Who is sufficient? (v.16) — Not that we are sufficient of ourselves to think of anything as being from ourselves, but our sufficiency is from God, who also made us sufficient as ministers of the new covenant, not of the letter but of the Spirit; for the letter kills, but the Spirit gives life (2 Corinthians 3:5-6).

sufficient (v.16) = sufficiently strong, worthy, suitable

of sincerity (v.17) — 2 Corinthians 1:12

“For we,” [Paul] says, “are unto God a sweet savor of Christ, i.e., when we proclaim the good news about Christ, it is like a sweet fragrance to God; He is pleased.

And, says the apostle, this applies whether we preach Christ to those who are saved or to those who perish. God is vindicated in either case. Our success or failure, i.e., the results of our preaching, in no wise affect the fact that we are always victorious if we preach Christ in truth. It is not success, but faithfulness that pleases God.

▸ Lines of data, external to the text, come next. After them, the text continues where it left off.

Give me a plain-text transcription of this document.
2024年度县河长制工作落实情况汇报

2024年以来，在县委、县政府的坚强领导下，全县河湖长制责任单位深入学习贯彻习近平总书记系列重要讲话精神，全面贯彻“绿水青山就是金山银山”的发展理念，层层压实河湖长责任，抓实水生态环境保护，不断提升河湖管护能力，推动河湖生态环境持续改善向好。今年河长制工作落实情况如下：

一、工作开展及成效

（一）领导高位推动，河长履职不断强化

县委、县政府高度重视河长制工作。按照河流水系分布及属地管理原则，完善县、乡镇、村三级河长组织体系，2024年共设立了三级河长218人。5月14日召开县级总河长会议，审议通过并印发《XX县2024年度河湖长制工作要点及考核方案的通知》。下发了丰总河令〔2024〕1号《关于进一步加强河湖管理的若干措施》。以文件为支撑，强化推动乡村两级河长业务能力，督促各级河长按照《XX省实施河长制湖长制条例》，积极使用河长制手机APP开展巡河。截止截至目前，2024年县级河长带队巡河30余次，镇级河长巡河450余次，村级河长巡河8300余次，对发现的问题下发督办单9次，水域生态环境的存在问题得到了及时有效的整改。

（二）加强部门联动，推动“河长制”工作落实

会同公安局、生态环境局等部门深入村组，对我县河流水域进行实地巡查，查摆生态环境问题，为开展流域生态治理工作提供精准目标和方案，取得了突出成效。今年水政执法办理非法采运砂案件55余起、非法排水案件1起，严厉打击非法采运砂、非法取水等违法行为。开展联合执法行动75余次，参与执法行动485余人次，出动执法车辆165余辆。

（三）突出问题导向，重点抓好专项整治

But note: It is not merely the mention of Christ that pleases the Father, but the proclamation of the blessed truth that He died for our sins and arose again as our living Savior. This is clearly stated in Ephesians 5:2: “… Christ also hath loved us and hath given Himself for us an offering and a sacrifice to God for a sweet-smelling savor.” — Stam, page 55-56.


Is the apostle asking who is “sufficient” to comprehend these things? By no means. He asks, rather, who is equal to such responsibilities. What manner of preacher ought he to be who preaches a gospel that may determine the eternal destiny of some of his hearers, indeed, that may prove fatal to some who come in contact with it?

Surely Paul did not consider himself “sufficient for these things.” In the very next chapter, verse 5, he says: “Not that we are sufficient of ourselves to think anything of ourselves; but our sufficiency is of God.” — Stam, page 57


The Greek kapeluontes means literally “making gain by corrupting,” and is rendered variously as “peddling an adulterated message,” “bartering the Word of God,” “trying to make a petty profit out of the Word of God,” “a peddler of God’s message,” and (mostly), “corrupting the Word of God.” It appears evident that the word came to be used of the tricks used by petty peddlers or hucksters to sell their goods, and thus of any corruption for base gain.

Paul was by no means a petty peddler of the Word, “but as of sincerity, but as of God in the sight of God,” he says, “speak we in Christ.” And, certainly, his message was not cheap. — Stamp, page 58.